On the subsidy front, Lee views the upcoming RON95 fuel subsidy reform as a potential inflation variable, though he expects the impact to be contained.
'The impending implementation of RON95 fuel subsidy rationalisation remains a wild card, though 85% of total households will not be impacted,' he said.
Regarding monetary policy, Lee believes the recent OPR cut is unlikely to change short-term inflation dynamics.
'The rate adjustment is more about supporting growth than containing inflation,' he said.
Meanwhile, economist Geoffrey Williams expects inflation to remain low for the rest of the year, backed by modest domestic demand and the absence of major cost shocks.
'Headline inflation has been below 2% since July 2023 and fell to 1.2% in May.
'There have been no particularly inflationary issues during the year.
'So, we expect inflation to remain low, around 1.2% to 1.4%, in June,' he said.
Looking ahead, he anticipates only a modest uptick in price levels in the second half of the year (2H25).
'For 2H25, there may be some uptick in inflation, but overall it will remain low, between 1.5% and 2%,' he said.

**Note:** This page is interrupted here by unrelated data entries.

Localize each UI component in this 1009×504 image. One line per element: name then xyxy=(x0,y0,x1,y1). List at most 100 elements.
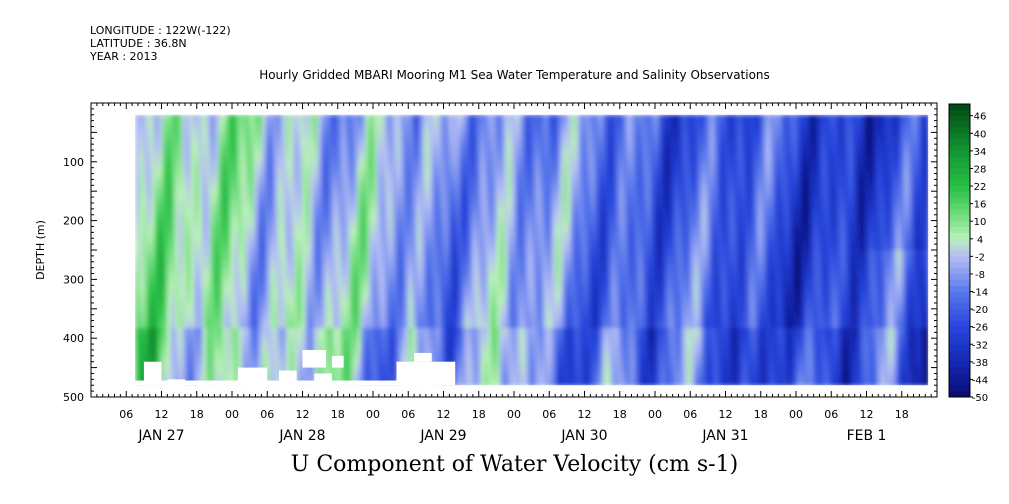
x-tick-label: 00 xyxy=(648,408,662,421)
colorbar-band xyxy=(949,133,970,140)
colorbar-band xyxy=(949,385,970,392)
x-tick-label: 12 xyxy=(860,408,874,421)
x-tick-label: 06 xyxy=(542,408,556,421)
colorbar-band xyxy=(949,104,970,111)
colorbar-label: -8 xyxy=(975,270,985,281)
colorbar-band xyxy=(949,367,970,374)
colorbar-band xyxy=(949,139,970,146)
colorbar-band xyxy=(949,297,970,304)
x-tick-label: 00 xyxy=(789,408,803,421)
x-day-label: JAN 28 xyxy=(278,428,325,444)
year-label: YEAR : 2013 xyxy=(90,50,158,63)
x-axis-label: U Component of Water Velocity (cm s-1) xyxy=(290,452,739,477)
colorbar-band xyxy=(949,115,970,122)
colorbar-label: 22 xyxy=(974,182,987,193)
colorbar-band xyxy=(949,197,970,204)
colorbar-band xyxy=(949,314,970,322)
colorbar-label: -50 xyxy=(972,393,988,404)
colorbar-label: 16 xyxy=(974,200,987,211)
colorbar-band xyxy=(949,326,970,333)
x-tick-label: 12 xyxy=(296,408,310,421)
x-tick-label: 18 xyxy=(895,408,909,421)
colorbar-label: -32 xyxy=(972,340,988,351)
x-tick-label: 06 xyxy=(119,408,133,421)
colorbar-band xyxy=(949,127,970,134)
colorbar-label: 28 xyxy=(974,164,987,175)
colorbar-band xyxy=(949,180,970,187)
colorbar-band xyxy=(949,209,970,216)
x-tick-label: 18 xyxy=(331,408,345,421)
x-tick-label: 18 xyxy=(613,408,627,421)
y-tick-label: 200 xyxy=(63,215,84,228)
colorbar: 46 40 34 28 22 16 10 4 -2 -8 -14 -20 -26 -32 -38 -44 -50 xyxy=(948,103,988,404)
colorbar-band xyxy=(949,285,970,292)
x-tick-label: 00 xyxy=(225,408,239,421)
x-tick-label: 12 xyxy=(578,408,592,421)
colorbar-band xyxy=(949,350,970,357)
x-tick-label: 00 xyxy=(507,408,521,421)
colorbar-band xyxy=(949,244,970,251)
latitude-label: LATITUDE : 36.8N xyxy=(90,37,187,50)
colorbar-band xyxy=(949,227,970,234)
colorbar-label: -26 xyxy=(972,323,988,334)
x-day-label: JAN 31 xyxy=(701,428,748,444)
colorbar-band xyxy=(949,109,970,117)
colorbar-band xyxy=(949,232,970,240)
x-day-label: JAN 27 xyxy=(137,428,184,444)
colorbar-band xyxy=(949,191,970,199)
longitude-label: LONGITUDE : 122W(-122) xyxy=(90,24,231,37)
x-day-label: JAN 30 xyxy=(560,428,607,444)
metadata-block: LONGITUDE : 122W(-122) LATITUDE : 36.8N … xyxy=(90,24,231,63)
x-day-label: JAN 29 xyxy=(419,428,466,444)
colorbar-band xyxy=(949,344,970,351)
colorbar-band xyxy=(949,273,970,281)
x-tick-label: 12 xyxy=(155,408,169,421)
y-tick-label: 500 xyxy=(63,391,84,404)
x-tick-label: 06 xyxy=(401,408,415,421)
colorbar-label: -14 xyxy=(972,288,988,299)
colorbar-band xyxy=(949,309,970,316)
colorbar-band xyxy=(949,320,970,327)
colorbar-band xyxy=(949,174,970,181)
x-tick-label: 12 xyxy=(719,408,733,421)
colorbar-band xyxy=(949,256,970,263)
colorbar-band xyxy=(949,186,970,193)
colorbar-band xyxy=(949,361,970,368)
colorbar-label: -44 xyxy=(972,375,988,386)
colorbar-band xyxy=(949,291,970,298)
x-tick-label: 00 xyxy=(366,408,380,421)
colorbar-band xyxy=(949,355,970,363)
colorbar-label: -2 xyxy=(975,252,985,263)
x-tick-label: 18 xyxy=(472,408,486,421)
colorbar-label: 34 xyxy=(974,147,987,158)
axes: 06 12 18 00 06 12 18 00 06 12 18 00 06 12 18 00 06 12 18 00… xyxy=(63,102,938,444)
y-tick-label: 400 xyxy=(63,332,84,345)
colorbar-band xyxy=(949,121,970,128)
colorbar-band xyxy=(949,168,970,175)
colorbar-band xyxy=(949,215,970,222)
x-tick-label: 06 xyxy=(260,408,274,421)
colorbar-band xyxy=(949,145,970,152)
y-axis-label: DEPTH (m) xyxy=(34,220,47,280)
colorbar-label: 10 xyxy=(974,217,987,228)
colorbar-band xyxy=(949,162,970,169)
colorbar-band xyxy=(949,303,970,310)
colorbar-band xyxy=(949,238,970,245)
colorbar-band xyxy=(949,332,970,339)
colorbar-band xyxy=(949,391,970,398)
colorbar-label: 46 xyxy=(974,112,987,123)
colorbar-label: -38 xyxy=(972,358,988,369)
colorbar-band xyxy=(949,268,970,275)
y-tick-label: 100 xyxy=(63,156,84,169)
x-tick-label: 12 xyxy=(437,408,451,421)
colorbar-band xyxy=(949,262,970,269)
colorbar-band xyxy=(949,379,970,386)
colorbar-band xyxy=(949,373,970,380)
colorbar-band xyxy=(949,156,970,163)
heatmap-field xyxy=(135,114,929,387)
colorbar-band xyxy=(949,150,970,158)
x-tick-label: 06 xyxy=(683,408,697,421)
colorbar-label: 40 xyxy=(974,129,987,140)
colorbar-band xyxy=(949,250,970,257)
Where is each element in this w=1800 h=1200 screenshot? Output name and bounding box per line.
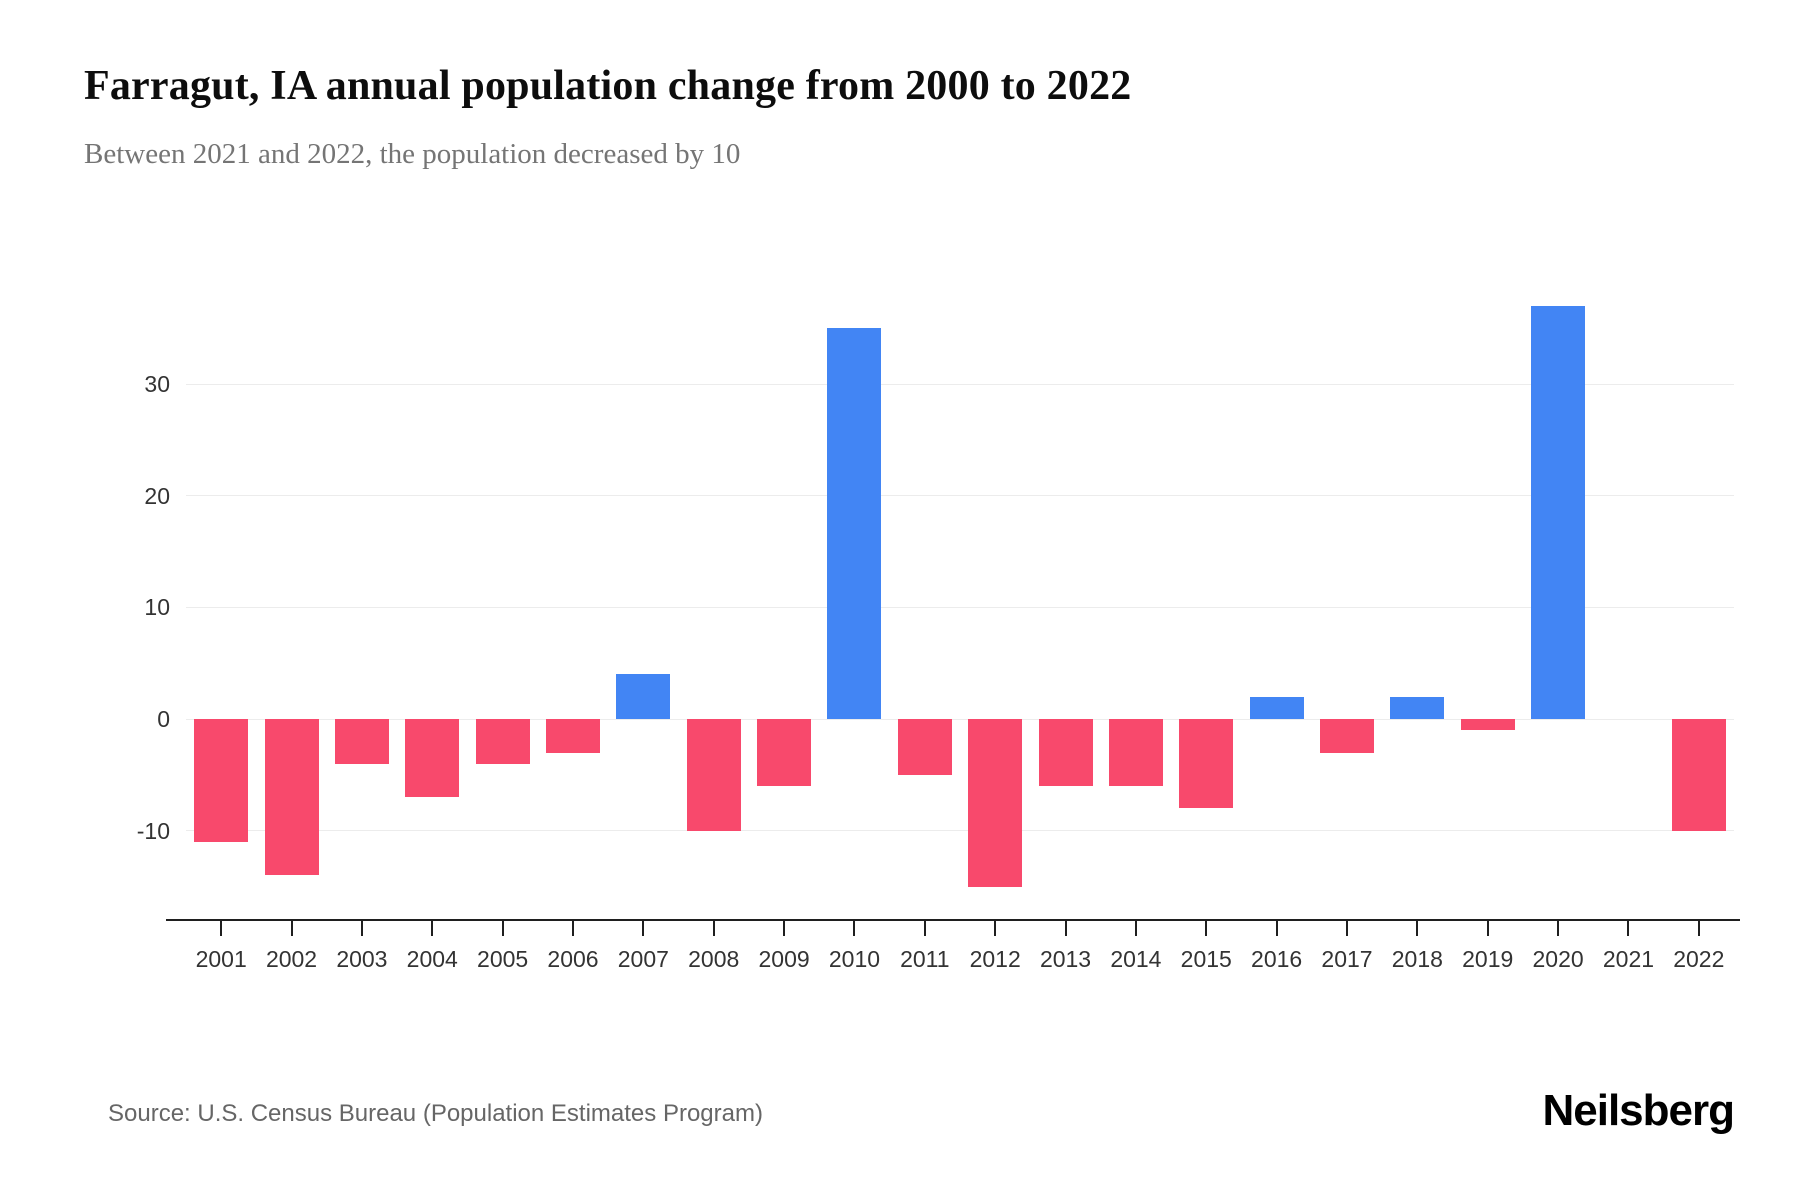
bar-2022 [1671, 719, 1726, 831]
x-axis-label: 2018 [1391, 946, 1443, 972]
bar-2004 [405, 719, 460, 798]
x-axis-label: 2010 [828, 946, 881, 972]
x-axis-label: 2022 [1673, 946, 1725, 972]
y-axis-label: -10 [136, 817, 170, 844]
x-axis-tick [923, 920, 926, 936]
x-axis-tick [220, 920, 223, 936]
bar-2013 [1038, 719, 1093, 786]
x-axis-label: 2017 [1321, 946, 1373, 972]
x-axis-tick [1486, 920, 1489, 936]
x-axis-tick [360, 920, 363, 936]
bar-2003 [334, 719, 389, 764]
bar-2007 [616, 674, 671, 719]
bar-2020 [1531, 305, 1586, 719]
x-axis-tick [853, 920, 856, 936]
y-axis-label: 10 [144, 594, 170, 621]
x-axis-tick [1134, 920, 1137, 936]
x-axis-label: 2003 [336, 946, 388, 972]
x-axis-tick [1557, 920, 1560, 936]
bar-2010 [827, 328, 882, 719]
chart-subtitle: Between 2021 and 2022, the population de… [84, 138, 741, 170]
brand-logo: Neilsberg [1542, 1086, 1735, 1135]
x-axis-label: 2009 [758, 946, 810, 972]
x-axis-label: 2013 [1039, 946, 1092, 972]
bar-2018 [1390, 696, 1445, 719]
bar-2019 [1460, 719, 1515, 731]
x-axis-label: 2019 [1462, 946, 1514, 972]
x-axis-label: 2014 [1110, 946, 1162, 972]
x-axis-line [166, 919, 1740, 921]
x-axis-tick [501, 920, 504, 936]
gridline-10 [186, 606, 1734, 608]
x-axis-tick [1205, 920, 1208, 936]
bar-2011 [897, 719, 952, 775]
gridline-20 [186, 495, 1734, 497]
x-axis-tick [712, 920, 715, 936]
gridline--10 [186, 830, 1734, 832]
chart-title: Farragut, IA annual population change fr… [84, 63, 1132, 109]
bar-2015 [1179, 719, 1234, 809]
bar-chart-plot-area: -10 0 10 20 30 2001 2002 2003 2004 2005 2006 2007 20… [137, 250, 1740, 972]
bar-2014 [1108, 719, 1163, 786]
x-axis-label: 2002 [265, 946, 318, 972]
x-axis-tick [1275, 920, 1278, 936]
x-axis-tick [1627, 920, 1630, 936]
x-axis-label: 2001 [195, 946, 247, 972]
x-axis-tick [572, 920, 574, 936]
bar-2012 [968, 719, 1023, 887]
y-axis-label: 30 [144, 371, 170, 397]
x-axis-tick [431, 920, 434, 936]
x-axis-label: 2021 [1602, 946, 1655, 972]
bar-2002 [264, 719, 319, 876]
x-axis-label: 2016 [1251, 946, 1303, 972]
y-axis-label: 20 [144, 482, 170, 509]
x-axis-label: 2015 [1180, 946, 1232, 972]
x-axis-tick [642, 920, 645, 936]
y-axis-label: 0 [157, 706, 170, 732]
gridline-30 [186, 383, 1734, 385]
x-axis-label: 2020 [1532, 946, 1584, 972]
bar-2009 [757, 719, 812, 786]
x-axis-label: 2012 [969, 946, 1021, 972]
x-axis-label: 2007 [617, 946, 669, 972]
bar-2016 [1249, 696, 1304, 719]
x-axis-tick [994, 920, 997, 936]
x-axis-label: 2004 [406, 946, 458, 972]
x-axis-tick [1346, 920, 1348, 936]
bar-2008 [686, 719, 741, 831]
x-axis-tick [1416, 920, 1419, 936]
bar-2001 [194, 719, 249, 842]
x-axis-label: 2005 [477, 946, 529, 972]
x-axis-label: 2011 [900, 946, 950, 972]
gridline-0 [186, 718, 1734, 720]
x-axis-tick [1697, 920, 1700, 936]
bar-2017 [1320, 719, 1374, 753]
x-axis-tick [783, 920, 786, 936]
x-axis-tick [1064, 920, 1067, 936]
bar-2006 [546, 719, 600, 753]
x-axis-label: 2008 [688, 946, 740, 972]
source-note: Source: U.S. Census Bureau (Population E… [108, 1100, 763, 1127]
bar-2005 [475, 719, 530, 764]
x-axis-tick [290, 920, 293, 936]
x-axis-label: 2006 [547, 946, 599, 972]
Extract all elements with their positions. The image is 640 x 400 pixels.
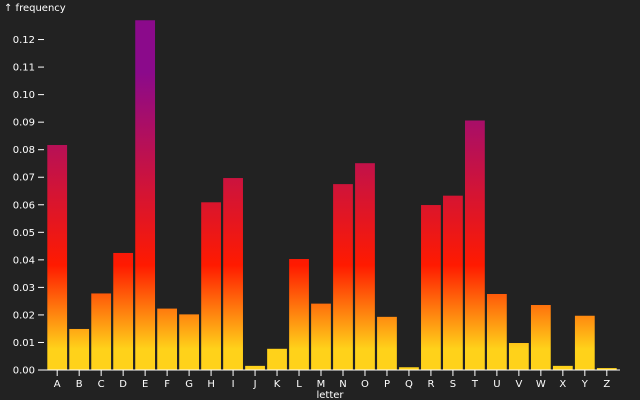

Williams said the central bank's decision to lower interest rates will not have a major inflationary effect.
'The cut in OPR is accommodating growth risks but should not add to inflation,' he said.
He also noted that the inflationary impact of subsidy reform may be deferred.
'The RON95 subsidy rationalisation has now been delayed, so this effect will be pushed forward,' he stated.
On the SST, Williams believes the impact on prices will depend on how businesses respond. 'The SST changes should not add too much to inflation unless businesses pass on costs to consumers.
'So people should be vigilant and avoid products from companies passing on costs unnecessarily,' he said.
Williams also offered a more optimistic outlook on the full-year inflation trajectory compared to the central bank's projection.
'The official forecast of 2% to 3.5% for the full year is pessimistic, and it is likely that the full-year outcome will be closer to 2% or below,' he added.